El mensaje del pastor David Jang es claro: “Si estamos en Cristo, ya hemos entrado en la era de la gracia, en el cielo nuevo y la tierra nueva”. Antes, si alguien golpeaba mi mejilla derecha, lo natural era devolver el golpe con ira. Ahora, se nos ha dado una holgura espiritual, una amplitud interior, para ofrecer también la otra mejilla. Esto no es servilismo ni cobardía. Es el acto de amor más fuerte y activo: desarma al otro, lo confronta con su conciencia, lo conduce —no al exterminio— sino a la vida.
Vivimos en una época en la que enviamos naves a Marte y la IA escribe poesía, pero el odio y la envidia dentro del corazón humano no se resuelven con tecnología. Solo el amor mostrado en la cruz —negarse a uno mismo para dar vida al otro— puede derretir un corazón endurecido. Así como Dios, el Absoluto, descendió a nuestra altura para abrazarnos, también nosotros debemos bajar hacia el otro.

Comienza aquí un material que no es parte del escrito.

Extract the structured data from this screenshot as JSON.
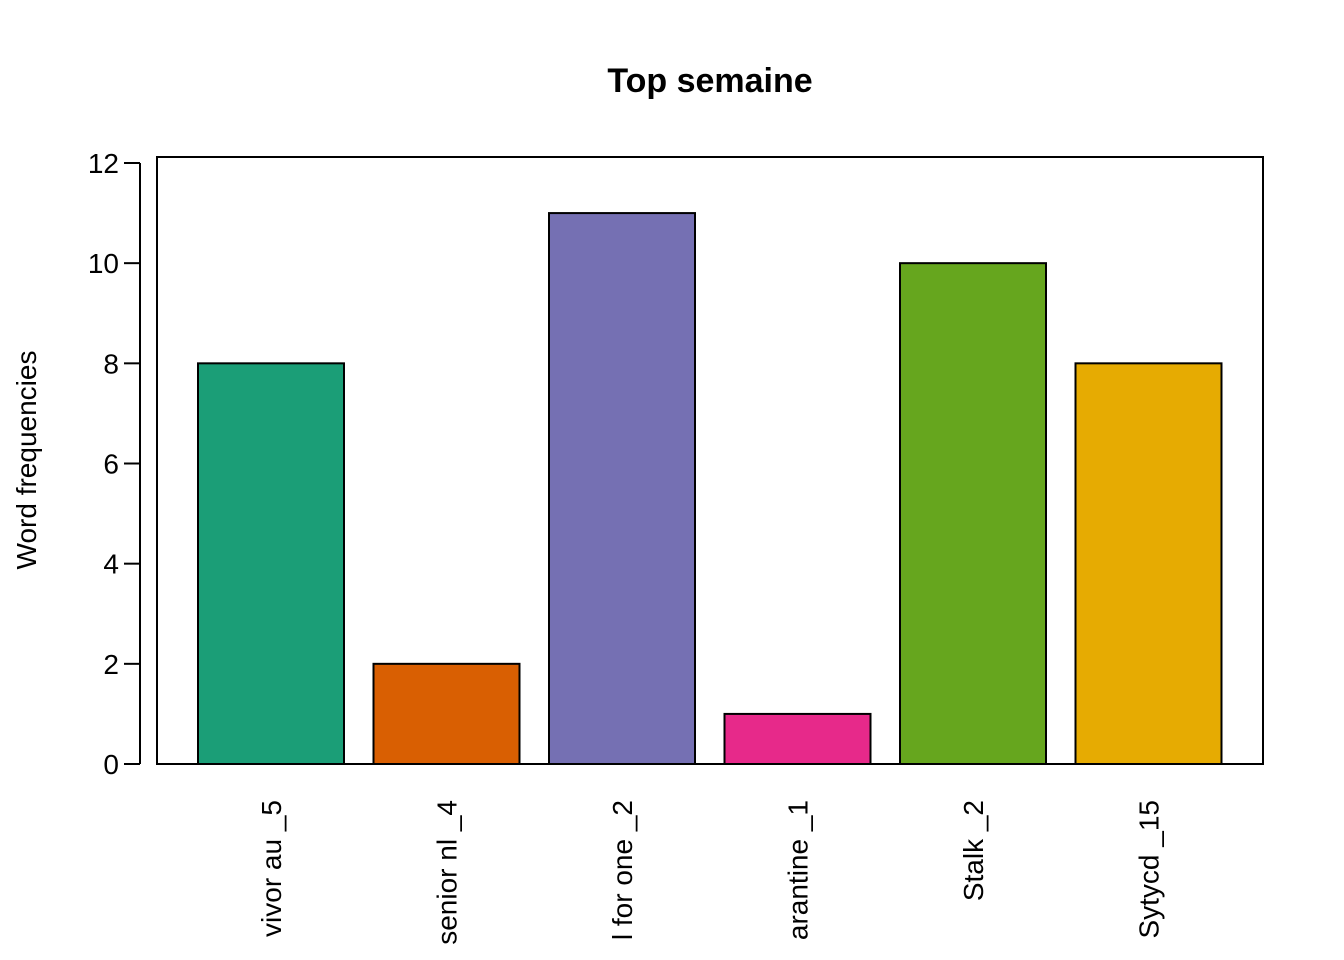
{
  "chart_data": {
    "type": "bar",
    "title": "Top semaine",
    "xlabel": "",
    "ylabel": "Word frequencies",
    "ylim": [
      0,
      12
    ],
    "yticks": [
      0,
      2,
      4,
      6,
      8,
      10,
      12
    ],
    "categories": [
      "vivor au _5",
      "senior nl _4",
      "l for one _2",
      "arantine _1",
      "Stalk _2",
      "Sytycd _15"
    ],
    "values": [
      8,
      2,
      11,
      1,
      10,
      8
    ],
    "colors": [
      "#1B9E77",
      "#D95F02",
      "#7570B3",
      "#E7298A",
      "#66A61E",
      "#E6AB02"
    ],
    "grid": false,
    "legend": "none"
  }
}
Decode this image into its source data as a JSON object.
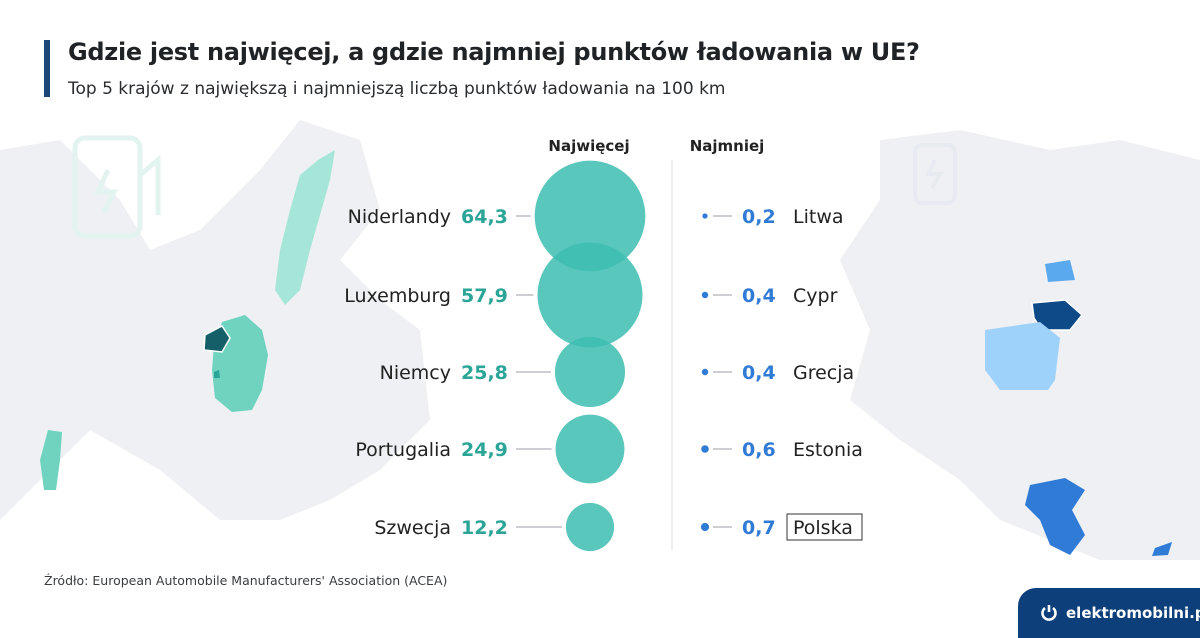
{
  "header": {
    "title": "Gdzie jest najwięcej, a gdzie najmniej punktów ładowania w UE?",
    "subtitle": "Top 5 krajów z największą i najmniejszą liczbą punktów ładowania na 100 km"
  },
  "chart_data": {
    "type": "bubble",
    "columns": [
      "Najwięcej",
      "Najmniej"
    ],
    "most": {
      "categories": [
        "Niderlandy",
        "Luxemburg",
        "Niemcy",
        "Portugalia",
        "Szwecja"
      ],
      "values": [
        64.3,
        57.9,
        25.8,
        24.9,
        12.2
      ],
      "labels": [
        "64,3",
        "57,9",
        "25,8",
        "24,9",
        "12,2"
      ]
    },
    "least": {
      "categories": [
        "Litwa",
        "Cypr",
        "Grecja",
        "Estonia",
        "Polska"
      ],
      "values": [
        0.2,
        0.4,
        0.4,
        0.6,
        0.7
      ],
      "labels": [
        "0,2",
        "0,4",
        "0,4",
        "0,6",
        "0,7"
      ],
      "highlighted": "Polska"
    }
  },
  "colors": {
    "most": "#3dbdb0",
    "most_text": "#2aa597",
    "least": "#2f7bd6",
    "least_text": "#2f7bd6",
    "title_bar": "#1b4778",
    "logo_bg": "#0d3f7a"
  },
  "footer": {
    "source": "Źródło: European Automobile Manufacturers' Association (ACEA)",
    "logo": "elektromobilni.pl",
    "logo_icon": "power-icon"
  }
}
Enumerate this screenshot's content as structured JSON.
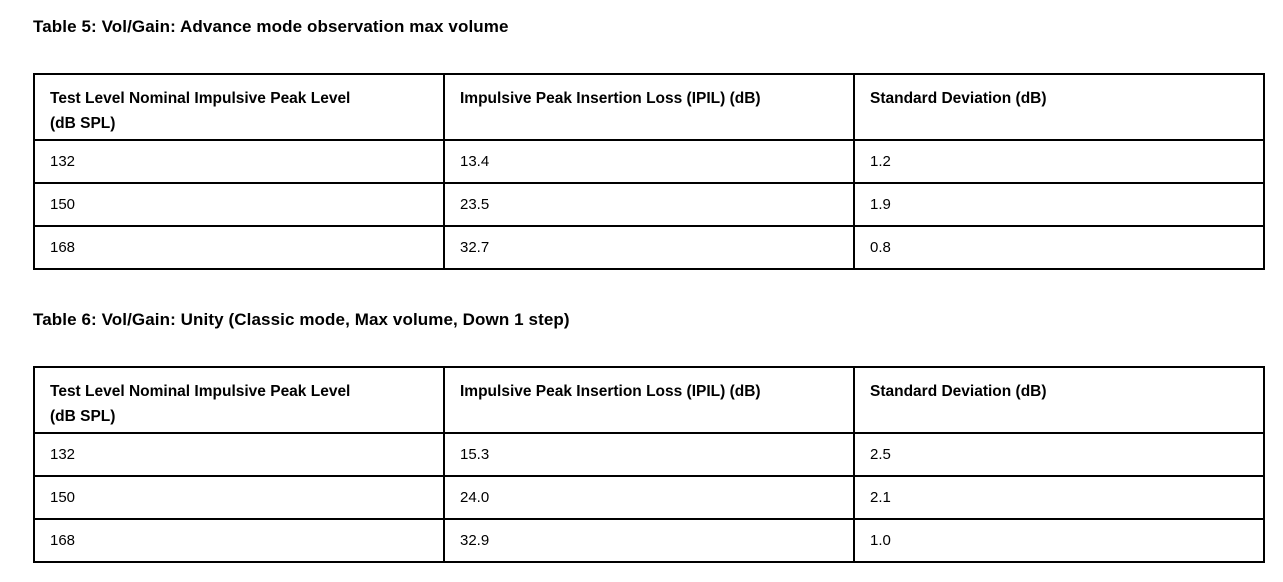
{
  "page": {
    "background": "#ffffff",
    "text_color": "#000000",
    "border_color": "#000000"
  },
  "tables": [
    {
      "title": "Table 5: Vol/Gain: Advance mode observation max volume",
      "columns": [
        "Test Level Nominal Impulsive Peak Level\n(dB SPL)",
        "Impulsive Peak Insertion Loss (IPIL) (dB)",
        "Standard Deviation (dB)"
      ],
      "rows": [
        [
          "132",
          "13.4",
          "1.2"
        ],
        [
          "150",
          "23.5",
          "1.9"
        ],
        [
          "168",
          "32.7",
          "0.8"
        ]
      ]
    },
    {
      "title": "Table 6: Vol/Gain: Unity (Classic mode, Max volume, Down 1 step)",
      "columns": [
        "Test Level Nominal Impulsive Peak Level\n(dB SPL)",
        "Impulsive Peak Insertion Loss (IPIL) (dB)",
        "Standard Deviation (dB)"
      ],
      "rows": [
        [
          "132",
          "15.3",
          "2.5"
        ],
        [
          "150",
          "24.0",
          "2.1"
        ],
        [
          "168",
          "32.9",
          "1.0"
        ]
      ]
    }
  ]
}
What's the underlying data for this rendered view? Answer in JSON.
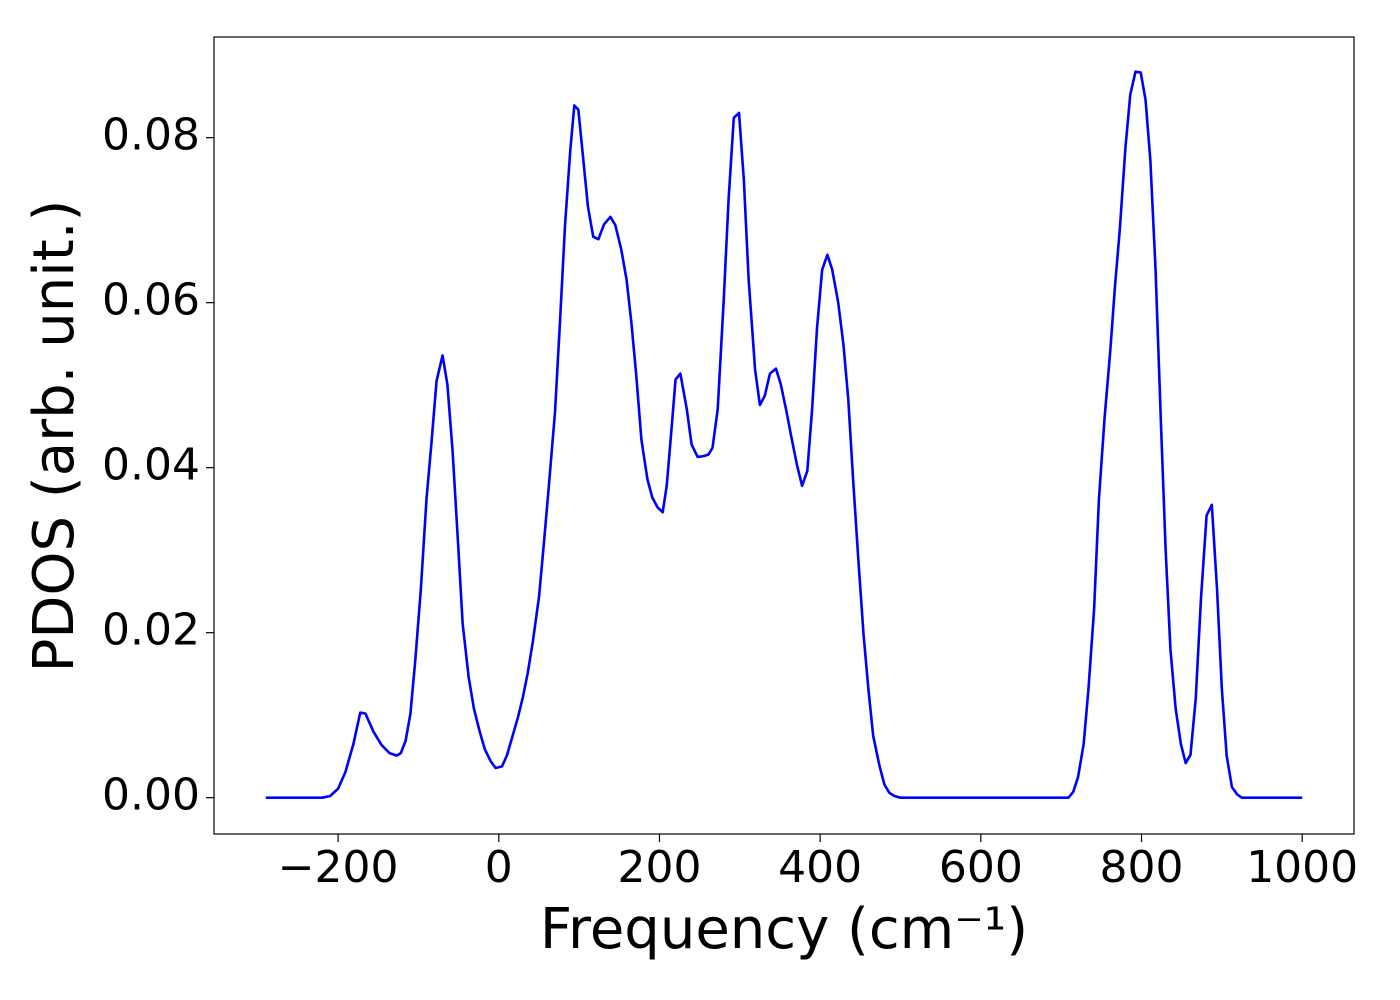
{
  "chart_data": {
    "type": "line",
    "x_label": "Frequency (cm⁻¹)",
    "y_label": "PDOS (arb. unit.)",
    "x": [
      -290,
      -220,
      -210,
      -200,
      -191,
      -181,
      -172.5,
      -166,
      -156,
      -146,
      -136,
      -127,
      -122,
      -116,
      -110,
      -104,
      -97,
      -90,
      -84,
      -77.5,
      -70,
      -64,
      -57.5,
      -51,
      -45,
      -37.5,
      -31,
      -24,
      -17.5,
      -10,
      -4,
      4,
      10,
      16,
      24,
      30,
      36,
      42.5,
      50,
      56,
      62.5,
      70,
      76,
      82.5,
      89,
      94,
      99,
      104,
      111,
      117.5,
      124,
      131,
      139,
      145,
      152.5,
      159,
      165,
      171,
      177.5,
      185,
      191,
      197.5,
      204,
      209,
      215,
      220,
      226,
      234,
      240,
      247.5,
      255,
      261,
      266,
      272.5,
      280,
      286,
      292.5,
      299,
      305,
      311,
      319,
      325,
      331,
      337.5,
      345,
      351,
      357.5,
      364,
      371,
      377.5,
      384,
      390,
      396,
      402.5,
      409,
      415,
      422.5,
      429,
      435,
      441,
      447.5,
      454,
      460,
      466,
      474,
      480,
      486,
      492.5,
      500,
      709,
      715,
      721,
      728,
      734,
      741,
      747,
      754,
      761,
      767,
      773,
      780,
      786,
      792.5,
      799,
      805,
      811,
      817.5,
      824,
      830,
      836,
      842.5,
      849,
      855,
      861,
      867.5,
      874,
      881,
      887.5,
      894,
      900,
      906,
      912.5,
      919,
      925,
      1000
    ],
    "series": [
      {
        "name": "PDOS",
        "color": "#0000ff",
        "values": [
          0,
          0,
          0.0002,
          0.0011,
          0.0031,
          0.0065,
          0.0103,
          0.0102,
          0.008,
          0.0064,
          0.0054,
          0.0051,
          0.0054,
          0.0069,
          0.0102,
          0.0166,
          0.0253,
          0.0362,
          0.0428,
          0.0505,
          0.0536,
          0.0501,
          0.042,
          0.0313,
          0.0211,
          0.0146,
          0.0108,
          0.0081,
          0.0059,
          0.0044,
          0.0036,
          0.0038,
          0.0051,
          0.0071,
          0.0098,
          0.0122,
          0.0151,
          0.019,
          0.0243,
          0.0307,
          0.038,
          0.0468,
          0.0574,
          0.0695,
          0.0785,
          0.0839,
          0.0834,
          0.0785,
          0.0716,
          0.068,
          0.0677,
          0.0695,
          0.0704,
          0.0694,
          0.0664,
          0.0628,
          0.0576,
          0.0513,
          0.0434,
          0.0386,
          0.0364,
          0.0352,
          0.0346,
          0.0378,
          0.0447,
          0.0507,
          0.0514,
          0.0471,
          0.0428,
          0.0413,
          0.0414,
          0.0416,
          0.0424,
          0.0471,
          0.0604,
          0.0725,
          0.0824,
          0.083,
          0.0749,
          0.0628,
          0.0519,
          0.0476,
          0.0487,
          0.0514,
          0.052,
          0.0501,
          0.0471,
          0.0438,
          0.0404,
          0.0378,
          0.0396,
          0.0471,
          0.0568,
          0.064,
          0.0658,
          0.064,
          0.06,
          0.0549,
          0.0483,
          0.0386,
          0.0289,
          0.0198,
          0.0132,
          0.0075,
          0.0038,
          0.0016,
          0.0006,
          0.0002,
          0,
          0,
          0.0007,
          0.0025,
          0.0065,
          0.0132,
          0.0229,
          0.0362,
          0.046,
          0.054,
          0.062,
          0.0689,
          0.0788,
          0.0852,
          0.088,
          0.0879,
          0.0846,
          0.0773,
          0.064,
          0.0459,
          0.0301,
          0.018,
          0.0108,
          0.0065,
          0.0042,
          0.0052,
          0.012,
          0.0241,
          0.0342,
          0.0355,
          0.0253,
          0.0132,
          0.0051,
          0.0013,
          0.0004,
          0,
          0
        ]
      }
    ],
    "xlim": [
      -354.5,
      1064.5
    ],
    "ylim": [
      -0.0044,
      0.0922
    ],
    "xticks": [
      {
        "value": -200,
        "label": "−200"
      },
      0,
      200,
      400,
      600,
      800,
      1000
    ],
    "yticks": [
      {
        "value": 0,
        "label": "0.00"
      },
      {
        "value": 0.02,
        "label": "0.02"
      },
      {
        "value": 0.04,
        "label": "0.04"
      },
      {
        "value": 0.06,
        "label": "0.06"
      },
      {
        "value": 0.08,
        "label": "0.08"
      }
    ],
    "grid": false
  }
}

Epílogo: cuando la oración diaria se vuelve revolución
Al terminar el Padre Nuestro, somos enviados de nuevo al mundo. “Como también nosotros perdonamos a los que nos ofenden…” Esta confesión no puede quedarse en una simple vibración de los labios. Debe convertirse en una decisión: retirar hoy el odio hacia quien me hirió, y comenzar una oración de bendición por quien me trató injustamente.
La esencia del Evangelio que el pastor David Jang proclama desemboca en una espiritualidad en acción. Con la fuerza del pan de cada día recibido de Dios, soltar las piedras de condena que llevamos en la mano. Y, con esas manos vacías, abrazar al hermano. Entonces, el Reino de Dios dejará de ser una promesa para un futuro lejano y se hará presente aquí, en el centro mismo de nuestra vida. Que podamos responder a esa santa invitación: el amor que cumple la Ley.